Apex court wants to review Court of Appeal’s grounds of judgment before considering whether to grant leave to appeal.
PUTRAJAYA: The Federal Court has adjourned to March 9 the Attorney-General (AG) and the government’s application for leave to appeal in a bid to strike out a rights group’s lawsuits against the Singapore and Malaysian governments.
The adjournment is to allow the apex court to secure the grounds of judgment issued by the Court of Appeal.
“After reading the submissions for the leave application, we feel the (grounds of) judgment of the Court of Appeal is needed,” said Justice Hasnah Hashim who led a three-member bench during a hearing conducted virtually.
Stay up-to-date by following FMT's Telegram channelFMT
She said the Federal Court registry will write to the Court of Appeal for the grounds of judgment to be sent up for the new hearing date.
Also on the panel were Justices Mary Lim and Rhodzariah Bujang.
Senior federal counsel Liew Horng Bin appeared for the AG and the government, while Gurdial Singh Nijar, Latheefa Koya, Abraham Au and Shahid Adli Kamaruddin represented Lawyers for Liberty (LFL).
On July 20 last year, the Court of Appeal allowed LFL’s appeal to reinstate an originating summons it had taken out against Singapore’s home affairs minister K Shanmugam.
This followed an earlier High Court order which annulled the suit on the application of the AG.
At the same Court of Appeal sitting, a three-member bench chaired by Justice Yaacob Sam also allowed LFL’s appeal to revive another suit filed against Putrajaya seeking to prevent it from assisting its Singapore counterpart in the matter.
The Court of Appeal ruling meant that the Kuala Lumpur High Court is required to hear both suits on the merits of the case.
The government has identified seven questions of law that it says justifies the Federal Court hearing the present appeals on their merits.
One issue is whether a Malaysian court can exercise jurisdiction to hear a matter in which sovereign immunity over a foreign governmental act is raised.
On Jan 24, 2020, LFL had brought its suit to challenge a “correction direction” issued by the Singapore government under Singapore’s controversial legislation, the Protection from Online Falsehoods and Manipulation Act (Pofma).
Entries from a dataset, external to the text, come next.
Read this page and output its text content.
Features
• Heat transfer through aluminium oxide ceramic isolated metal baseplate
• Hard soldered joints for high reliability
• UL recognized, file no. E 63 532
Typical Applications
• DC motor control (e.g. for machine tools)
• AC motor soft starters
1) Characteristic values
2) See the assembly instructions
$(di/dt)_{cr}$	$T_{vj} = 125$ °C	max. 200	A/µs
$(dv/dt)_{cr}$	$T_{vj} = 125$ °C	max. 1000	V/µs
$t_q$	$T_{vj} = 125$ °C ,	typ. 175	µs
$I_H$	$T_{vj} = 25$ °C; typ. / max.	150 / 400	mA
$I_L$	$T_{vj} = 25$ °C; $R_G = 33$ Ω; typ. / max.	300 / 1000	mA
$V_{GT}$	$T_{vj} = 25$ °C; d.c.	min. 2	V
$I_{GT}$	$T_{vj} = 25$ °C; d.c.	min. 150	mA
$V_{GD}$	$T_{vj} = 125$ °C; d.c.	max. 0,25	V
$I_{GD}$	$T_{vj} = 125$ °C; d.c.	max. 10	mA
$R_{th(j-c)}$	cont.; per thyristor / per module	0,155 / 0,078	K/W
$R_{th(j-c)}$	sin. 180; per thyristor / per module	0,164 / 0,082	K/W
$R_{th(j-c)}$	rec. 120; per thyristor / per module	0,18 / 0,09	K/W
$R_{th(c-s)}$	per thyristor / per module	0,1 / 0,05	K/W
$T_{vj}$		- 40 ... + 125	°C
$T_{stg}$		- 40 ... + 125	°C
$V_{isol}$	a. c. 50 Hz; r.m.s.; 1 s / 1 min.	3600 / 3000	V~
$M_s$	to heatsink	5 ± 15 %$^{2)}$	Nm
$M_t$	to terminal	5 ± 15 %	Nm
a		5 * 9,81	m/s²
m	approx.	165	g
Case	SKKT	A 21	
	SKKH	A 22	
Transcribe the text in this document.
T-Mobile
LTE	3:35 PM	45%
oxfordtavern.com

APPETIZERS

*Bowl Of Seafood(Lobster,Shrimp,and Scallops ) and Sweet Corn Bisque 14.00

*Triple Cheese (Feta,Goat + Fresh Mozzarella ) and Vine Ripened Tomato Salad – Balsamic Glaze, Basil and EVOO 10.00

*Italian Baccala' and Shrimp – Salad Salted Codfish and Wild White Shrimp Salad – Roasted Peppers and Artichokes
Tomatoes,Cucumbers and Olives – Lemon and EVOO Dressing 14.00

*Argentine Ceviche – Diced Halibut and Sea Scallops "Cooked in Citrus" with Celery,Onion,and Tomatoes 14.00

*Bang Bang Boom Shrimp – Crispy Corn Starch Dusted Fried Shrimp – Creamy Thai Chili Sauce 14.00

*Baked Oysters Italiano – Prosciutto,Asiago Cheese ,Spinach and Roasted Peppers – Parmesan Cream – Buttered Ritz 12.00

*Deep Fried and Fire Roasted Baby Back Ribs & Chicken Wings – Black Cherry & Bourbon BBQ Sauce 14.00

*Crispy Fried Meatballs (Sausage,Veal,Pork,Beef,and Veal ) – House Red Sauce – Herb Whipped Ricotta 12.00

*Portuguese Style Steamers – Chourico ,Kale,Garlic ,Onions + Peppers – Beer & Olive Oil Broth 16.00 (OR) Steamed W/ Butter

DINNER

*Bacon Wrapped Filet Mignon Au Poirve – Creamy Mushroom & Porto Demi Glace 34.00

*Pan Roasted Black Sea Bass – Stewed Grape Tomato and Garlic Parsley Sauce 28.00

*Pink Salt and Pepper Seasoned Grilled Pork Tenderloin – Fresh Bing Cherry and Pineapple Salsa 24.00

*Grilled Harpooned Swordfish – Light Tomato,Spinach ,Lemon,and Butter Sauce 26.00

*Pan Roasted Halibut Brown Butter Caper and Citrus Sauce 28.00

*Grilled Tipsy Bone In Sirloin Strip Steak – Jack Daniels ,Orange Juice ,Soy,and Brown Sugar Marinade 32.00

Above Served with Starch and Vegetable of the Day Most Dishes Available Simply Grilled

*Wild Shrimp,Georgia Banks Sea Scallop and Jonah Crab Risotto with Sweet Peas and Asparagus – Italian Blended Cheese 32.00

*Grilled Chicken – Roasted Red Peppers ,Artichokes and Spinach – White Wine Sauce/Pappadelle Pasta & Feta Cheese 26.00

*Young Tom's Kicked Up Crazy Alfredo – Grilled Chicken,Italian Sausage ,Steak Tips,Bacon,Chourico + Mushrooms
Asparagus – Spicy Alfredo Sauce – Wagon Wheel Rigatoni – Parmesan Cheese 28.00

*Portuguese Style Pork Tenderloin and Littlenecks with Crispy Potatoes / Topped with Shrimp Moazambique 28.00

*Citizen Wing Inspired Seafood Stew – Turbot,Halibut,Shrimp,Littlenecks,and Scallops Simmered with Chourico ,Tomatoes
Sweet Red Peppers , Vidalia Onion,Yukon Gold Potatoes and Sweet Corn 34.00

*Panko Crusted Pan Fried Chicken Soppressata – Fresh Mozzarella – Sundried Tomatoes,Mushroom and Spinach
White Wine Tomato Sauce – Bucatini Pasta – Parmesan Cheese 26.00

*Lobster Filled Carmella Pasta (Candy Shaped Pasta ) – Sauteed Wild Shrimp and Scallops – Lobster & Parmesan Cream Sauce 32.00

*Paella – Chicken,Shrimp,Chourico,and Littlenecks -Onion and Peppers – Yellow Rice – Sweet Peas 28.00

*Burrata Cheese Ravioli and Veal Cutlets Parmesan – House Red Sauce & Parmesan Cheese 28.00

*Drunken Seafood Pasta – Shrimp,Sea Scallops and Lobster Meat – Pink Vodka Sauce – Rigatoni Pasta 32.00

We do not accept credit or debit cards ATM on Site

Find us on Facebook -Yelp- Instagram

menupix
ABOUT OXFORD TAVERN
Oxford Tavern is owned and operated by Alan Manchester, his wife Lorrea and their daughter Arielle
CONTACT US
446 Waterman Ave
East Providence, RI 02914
The rights group said the direction was issued in respect of matters which LFL had published concerning the treatment of prisoners at Changi prison, who, they alleged, were being executed in a “brutal and unlawful” manner.
A 2020 statement issued by the Singapore government on its official portal claimed that LFL’s allegations contained “false statements of fact”.
Singapore’s home affairs ministry also called the allegation “untrue, baseless and preposterous”, adding that all judicial executions in the country were carried out in strict compliance with the law.
LFL’s suit seeks various reliefs, including a declaration by the court that neither Singapore’s home affairs minister nor anyone acting under his authority can take any action to enforce any provision of Pofma extraterritorially against it within Malaysia.
In its suit against the Malaysian government, LFL sought a declaration that it has the right to express its opinion in Malaysia under Article 10(1)(a) of the Federal Constitution which governs the right to free speech.